You'll have to wait in line with every other protest going on, then. Some group is protesting something every day in Brussels.

They're all insane and whining over the smallest things, except the ones aligned to my personal political vieuws, of course.

I self-host a standard XMPP server for my family. Let's see how long it takes before this is illegal too.
You actually get them to use it? That's the problem with most of these ideas: sure, you can just roll your own encryption, chat program, etc., but getting the people in your life to use it is another matter. My mom has enough trouble using the popular and ubiquitous chat app we communicate through; something custom is going to be beyond her.
Going custom is beyond the majority of people, of course pedophiles will still be able to avoid being spied on, while the everyday Joe won't spend time to. I even doubt everyday Joe will know about this
Yes, I get them to use it, but I help them setting up a suitable client. I deleted all the walled garden apps like WhatsApp.
At the end, it could be a OS-based scanning, so no matter if the message is encrypted in transit, or self-hosted, then if the message is displayed it could be transmitted and scanned.
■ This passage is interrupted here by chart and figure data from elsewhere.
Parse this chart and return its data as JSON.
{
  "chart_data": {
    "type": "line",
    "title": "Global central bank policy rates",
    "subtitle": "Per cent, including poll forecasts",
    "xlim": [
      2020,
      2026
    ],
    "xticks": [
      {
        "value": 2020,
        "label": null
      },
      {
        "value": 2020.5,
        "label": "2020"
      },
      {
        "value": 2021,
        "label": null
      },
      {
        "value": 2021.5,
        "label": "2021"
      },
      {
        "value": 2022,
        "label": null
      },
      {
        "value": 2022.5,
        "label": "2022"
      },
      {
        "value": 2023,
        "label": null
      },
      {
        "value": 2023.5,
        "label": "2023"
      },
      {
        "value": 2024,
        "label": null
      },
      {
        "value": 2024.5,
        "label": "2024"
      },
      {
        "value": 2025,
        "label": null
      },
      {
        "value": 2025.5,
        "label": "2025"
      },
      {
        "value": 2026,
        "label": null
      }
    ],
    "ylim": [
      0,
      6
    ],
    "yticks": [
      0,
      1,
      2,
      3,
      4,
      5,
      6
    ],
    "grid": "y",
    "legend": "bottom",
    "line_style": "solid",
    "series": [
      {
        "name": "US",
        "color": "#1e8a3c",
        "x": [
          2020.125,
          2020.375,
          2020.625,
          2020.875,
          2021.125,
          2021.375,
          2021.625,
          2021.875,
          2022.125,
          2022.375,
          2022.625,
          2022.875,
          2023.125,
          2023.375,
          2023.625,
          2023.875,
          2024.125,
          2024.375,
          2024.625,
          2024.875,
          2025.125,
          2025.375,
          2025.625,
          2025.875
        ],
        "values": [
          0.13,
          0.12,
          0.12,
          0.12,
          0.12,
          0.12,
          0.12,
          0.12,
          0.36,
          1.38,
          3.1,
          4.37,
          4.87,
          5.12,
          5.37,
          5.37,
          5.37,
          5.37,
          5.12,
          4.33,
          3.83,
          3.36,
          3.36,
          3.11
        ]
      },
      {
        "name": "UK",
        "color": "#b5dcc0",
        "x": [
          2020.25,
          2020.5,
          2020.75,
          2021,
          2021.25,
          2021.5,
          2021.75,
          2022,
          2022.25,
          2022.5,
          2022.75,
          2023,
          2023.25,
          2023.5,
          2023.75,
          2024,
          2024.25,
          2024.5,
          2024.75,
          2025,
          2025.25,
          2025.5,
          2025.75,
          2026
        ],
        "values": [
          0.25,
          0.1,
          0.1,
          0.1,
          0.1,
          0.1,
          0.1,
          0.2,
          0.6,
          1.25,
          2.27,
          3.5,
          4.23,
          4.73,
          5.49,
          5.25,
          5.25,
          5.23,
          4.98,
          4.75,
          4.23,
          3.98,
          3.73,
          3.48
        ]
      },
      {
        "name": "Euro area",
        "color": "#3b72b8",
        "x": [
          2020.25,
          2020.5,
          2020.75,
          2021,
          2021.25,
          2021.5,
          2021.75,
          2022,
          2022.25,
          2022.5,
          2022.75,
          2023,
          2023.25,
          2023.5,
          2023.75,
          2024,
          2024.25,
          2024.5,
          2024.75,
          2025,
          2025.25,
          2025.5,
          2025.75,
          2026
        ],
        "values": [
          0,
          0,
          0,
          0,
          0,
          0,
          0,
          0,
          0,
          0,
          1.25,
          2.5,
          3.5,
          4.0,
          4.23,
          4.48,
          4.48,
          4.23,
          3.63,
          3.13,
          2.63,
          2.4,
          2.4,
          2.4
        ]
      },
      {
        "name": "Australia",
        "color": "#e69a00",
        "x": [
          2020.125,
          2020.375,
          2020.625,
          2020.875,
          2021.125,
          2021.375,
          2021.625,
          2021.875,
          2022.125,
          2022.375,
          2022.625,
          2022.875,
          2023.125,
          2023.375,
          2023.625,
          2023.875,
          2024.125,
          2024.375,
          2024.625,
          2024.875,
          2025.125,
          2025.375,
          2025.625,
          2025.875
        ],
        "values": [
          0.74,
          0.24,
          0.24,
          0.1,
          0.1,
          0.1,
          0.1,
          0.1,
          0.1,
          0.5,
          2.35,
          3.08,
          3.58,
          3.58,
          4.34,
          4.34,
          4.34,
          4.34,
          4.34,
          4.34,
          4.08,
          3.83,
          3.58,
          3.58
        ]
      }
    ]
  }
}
Nobody wants terrorists, right ?

That will never fly in every Linux distribution (if any at all), so there’s never going to be a way to stop this for even reasonably proficient criminals.
NSA already considers and flags Linux users as "extremists", so it was only a question of time before agencies in EU would do the same
From a compliance perspective, TPM/signed bootloaders might be a "solution" against illegal Linux distributions.
Many, and most of them are easy enough that anyone seriously concerned with privacy or secrecy will use them. They do take effort though, which means that while journalists, lawyers, corporations, governments, privacy nerds, and criminals will use them, the average person will not.

What we would lose is that secure communication is actually mainstream now. Billions of people, many of whom don't even know what "end to end encrypted" means use messaging services with strong encryption including WhatsApp, Signal, iMessage, even Facebook chat in some cases. These services make mass surveillance difficult or impossible, and targeted surveillance of their users requires significant effort, such as installing malware on a target's device.

Self-hosted E2E encryption via Matrix might be one way: https://matrix.org/docs/matrix-concepts/end-to-end-encryptio...
>Selfhosting?

I presumed self hosting a chat service becomes illegal with these laws?

There is this in the table:

"All services normally provided for remuneration (including ad-funded services) are in scope, without no threshold in size, number of users etc."

"Only non-commercial services that are not ad-funded, such as many open source software, are out of scope"

Weird right? But it would be weirder if they would outlaw the application of mathematical operations on your own messages... oh wait that's what they are proposing... Try and stop me. Are they going to put me in jail because I don't want them to read messages between me and my friends or my wife?

> Are they going to put me in jail because I don't want them to read messages between me and my friends or my wife?

Them: "If you don't show us your messages, you are probably going to jail. So if you don't change your mind, and end up in jail without having shown us your messages, that means whatever was in those messages was way worse than going to jail. You probably knew you were going to get a longer sentence if you showed us those messages, and preferred to go with a shorter sentence of 'refusing to collaborate'."

"I forgot the password, sorry". I really do not hope they will start putting people in jail for being forgetful.
Oh dear don't give them ideas. I know like one password by heart if someone tries to force me to write it down.
Yeah, it's my Bitwarden password for me... So the $5 wrench will be very effective.